The Parliamentary Committee above referred to omitted an unexampled opportunity of inquiring into the facts of premature burial. They could have summoned pathologists, who had made trance and catalepsy a subject of close and searching investigation, as well as physicians, who, in their practice, have been called in to decide upon cases of apparent death, and of witnesses up and down the country who know of such cases, and others who have met with narrow escapes from these horrible mishaps. Instead of taking this reasonable course of procedure, the Committee contented themselves by examining two or three medical men, who had been summoned to give evidence upon the irregularities of death-certification only, and whose negative and apathetic replies showed either that the subject had never engaged their attention, or that they were unwilling to charge any member of the profession with a fault so ruinous to his professional reputation as to be unable to discriminate between the living and the dead. No questions were submitted to the witnesses as to the signs of death, the characteristics of catalepsy, trance, asphyxia, syncope, etc., or how to distinguish these from death, or as to the submission of tests in doubtful cases in order to ascertain the fact of death. Indeed, it may be observed that the investigation regarding a most vital point connected with death-certification appears to have entirely escaped the notice of this tribunal. As a specimen of the proceedings under this head are the following (“Report,” p. 116)—Mr.

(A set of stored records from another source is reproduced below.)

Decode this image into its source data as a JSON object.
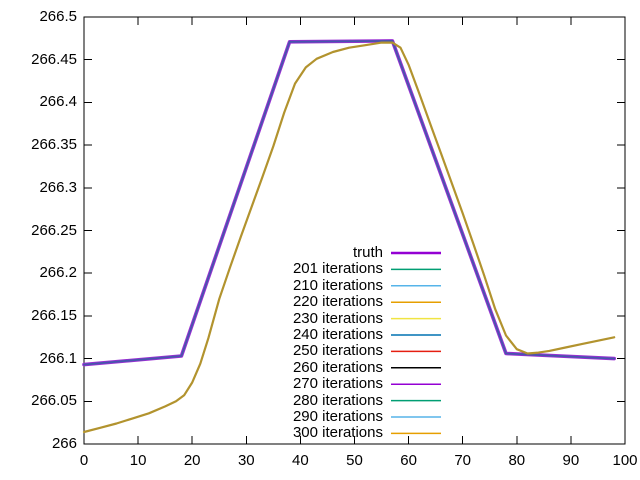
{
  "chart_data": {
    "type": "line",
    "title": "",
    "xlabel": "",
    "ylabel": "",
    "xlim": [
      0,
      100
    ],
    "ylim": [
      266,
      266.5
    ],
    "grid": false,
    "legend_position": "inside-right-center",
    "x_tick_labels": [
      "0",
      "10",
      "20",
      "30",
      "40",
      "50",
      "60",
      "70",
      "80",
      "90",
      "100"
    ],
    "y_tick_labels": [
      "266",
      "266.05",
      "266.1",
      "266.15",
      "266.2",
      "266.25",
      "266.3",
      "266.35",
      "266.4",
      "266.45",
      "266.5"
    ],
    "series": [
      {
        "name": "truth",
        "x": [
          0,
          18,
          38,
          57,
          78,
          98
        ],
        "y": [
          266.093,
          266.103,
          266.471,
          266.472,
          266.106,
          266.1
        ],
        "draw": [
          {
            "color": "#9a2fd2",
            "width": 3.6
          },
          {
            "color": "#4656ac",
            "width": 1.8
          }
        ]
      },
      {
        "name": "iteration curves 201-300 (all overlapping)",
        "x": [
          0,
          3,
          6,
          9,
          12,
          15,
          17,
          18.5,
          20,
          21.5,
          23,
          25,
          27,
          29,
          31,
          33,
          35,
          37,
          39,
          41,
          43,
          46,
          49,
          52,
          55,
          57,
          58.5,
          60,
          62,
          64,
          66,
          68,
          70,
          72,
          74,
          76,
          78,
          80,
          82,
          84,
          86,
          89,
          92,
          95,
          98
        ],
        "y": [
          266.014,
          266.019,
          266.024,
          266.03,
          266.036,
          266.044,
          266.05,
          266.057,
          266.072,
          266.094,
          266.124,
          266.17,
          266.207,
          266.243,
          266.278,
          266.313,
          266.349,
          266.388,
          266.422,
          266.441,
          266.451,
          266.459,
          266.464,
          266.467,
          266.47,
          266.47,
          266.464,
          266.444,
          266.41,
          266.375,
          266.34,
          266.305,
          266.27,
          266.234,
          266.197,
          266.158,
          266.127,
          266.111,
          266.106,
          266.107,
          266.109,
          266.113,
          266.117,
          266.121,
          266.125
        ],
        "draw": [
          {
            "color": "#b2932e",
            "width": 2.2
          }
        ]
      }
    ],
    "legend": [
      {
        "label": "truth",
        "color": "#9400d3",
        "lw": 2.4
      },
      {
        "label": "201 iterations",
        "color": "#009e73",
        "lw": 1.5
      },
      {
        "label": "210 iterations",
        "color": "#56b4e9",
        "lw": 1.5
      },
      {
        "label": "220 iterations",
        "color": "#e69f00",
        "lw": 1.5
      },
      {
        "label": "230 iterations",
        "color": "#f0e442",
        "lw": 1.5
      },
      {
        "label": "240 iterations",
        "color": "#0072b2",
        "lw": 1.5
      },
      {
        "label": "250 iterations",
        "color": "#e51e10",
        "lw": 1.5
      },
      {
        "label": "260 iterations",
        "color": "#000000",
        "lw": 1.5
      },
      {
        "label": "270 iterations",
        "color": "#9400d3",
        "lw": 1.5
      },
      {
        "label": "280 iterations",
        "color": "#009e73",
        "lw": 1.5
      },
      {
        "label": "290 iterations",
        "color": "#56b4e9",
        "lw": 1.5
      },
      {
        "label": "300 iterations",
        "color": "#e69f00",
        "lw": 1.5
      }
    ],
    "axis_color": "#000000",
    "background_color": "#ffffff"
  }
}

John Tatham, M.A., M.D., being under examination by the chairman, Si Walter Foster, M.D.
RELUCTANT ANSWERS.
Q. 2112—Have you ever had any instances within your knowledge, or brought to your notice, of cases where persons have been buried alive?—Never.
Q. 2113—Do you think such cases occur frequently?—I have no means of knowing.
Q. 2114—Supposing the public think they do sometimes, your methods (of medical death-certification) would be a great barrier to anything like that?—Yes.
Q. 2115—The doctor’s examination and identification of the body would enable them to detect in many instances if such an occurrence was likely to take place?—I think so.